In Chapter 61, Mr. Creakle writes to the now-famous David and invites him to visit the prison he now oversees as a magistrate. The prison is an allusion to Jeremy Bentham's panopticon, a model for prisons that boomed during the Victorian era:
[I]t struck me, when we began to visit individuals in their cells, and to traverse the passages in which those cells were, and to have the manner of the going to chapel and so forth, explained to us, that there was a strong probability of the prisoners [...] carrying on a pretty complete system of intercourse. This, at the time I write, has been proved, I believe, to be the case; but, as it would have been flat blasphemy against the system to have hinted such a doubt then, I looked out for the penitence as diligently as I could.
Just before this passage, David has described his tour of the prison. Mr. Creakle has emphasized that the prison was designed for "repentance," and he has pointed out all the features that Victorian readers would have recognized as hallmarks of Jeremy Bentham's popular blueprint for a prison. Bentham, a utilitarian philosopher, believed that moral actions were determined by the greatest good for the most people. He believed that prisons should be a place for penitence, where prisoners reflected on the harm they had caused to society. This way, prisoners could repair their own moral breaches while society (supposedly) avoided causing further harm. Bentham's idea of the "panopticon" was a theory before it was an architecture style. The basic idea was that if prisoners were completely isolated but felt they were always being observed, they would be spurred on to behave well and repent.
As an architecture style, the panopticon consisted of a central guard tower from which all prison cells were supposed to be visible. Prisoners would not be able to see each other. This design was also applied to other institutions, like schools. It is worth noting that Creakle can use the same philosophy as a headmaster and a magistrate.

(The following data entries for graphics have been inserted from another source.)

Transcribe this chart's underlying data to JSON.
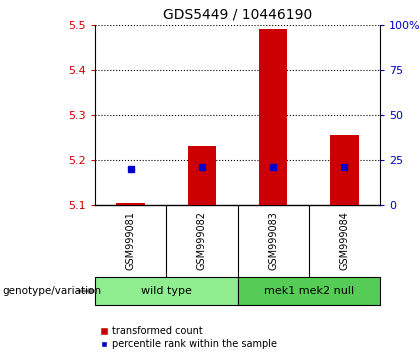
{
  "title": "GDS5449 / 10446190",
  "samples": [
    "GSM999081",
    "GSM999082",
    "GSM999083",
    "GSM999084"
  ],
  "transformed_counts": [
    5.105,
    5.23,
    5.49,
    5.255
  ],
  "percentile_ranks": [
    20,
    21,
    21,
    21
  ],
  "ylim_left": [
    5.1,
    5.5
  ],
  "ylim_right": [
    0,
    100
  ],
  "yticks_left": [
    5.1,
    5.2,
    5.3,
    5.4,
    5.5
  ],
  "yticks_right": [
    0,
    25,
    50,
    75,
    100
  ],
  "ytick_labels_right": [
    "0",
    "25",
    "50",
    "75",
    "100%"
  ],
  "bar_color": "#cc0000",
  "dot_color": "#0000cc",
  "bar_width": 0.4,
  "groups": [
    {
      "label": "wild type",
      "samples_idx": [
        0,
        1
      ],
      "color": "#90ee90"
    },
    {
      "label": "mek1 mek2 null",
      "samples_idx": [
        2,
        3
      ],
      "color": "#55cc55"
    }
  ],
  "group_label": "genotype/variation",
  "legend_bar": "transformed count",
  "legend_dot": "percentile rank within the sample",
  "background_plot": "#ffffff",
  "background_xlabel": "#c8c8c8",
  "title_fontsize": 10,
  "left_tick_color": "#cc0000",
  "right_tick_color": "#0000cc",
  "tick_fontsize": 8,
  "sample_fontsize": 7,
  "group_fontsize": 8,
  "legend_fontsize": 7
}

The panopticon and its heavy reliance on surveillance has been criticized (most notably by the French philosopher Michel Foucault) as an ineffective and inhumane system for encouraging positive social behavior. Although these critiques were still in their infancy when Dickens was writing, David notices in this passage that the prison doesn't seem to work like it's supposed to in theory. It is actually quite a social place, where prisoners can be seen "carrying on a pretty complete system of intercourse." The novel does not take up whether or not social activity is bad for those incarcerated. Nonetheless, Dickens uses the novel's retrospective stance to comment on how this popular style of prison didn't do what it claimed to do. Mr. Creakle looks especially foolish for failing to see, from his official surveilling position no less, what is going on right under his nose.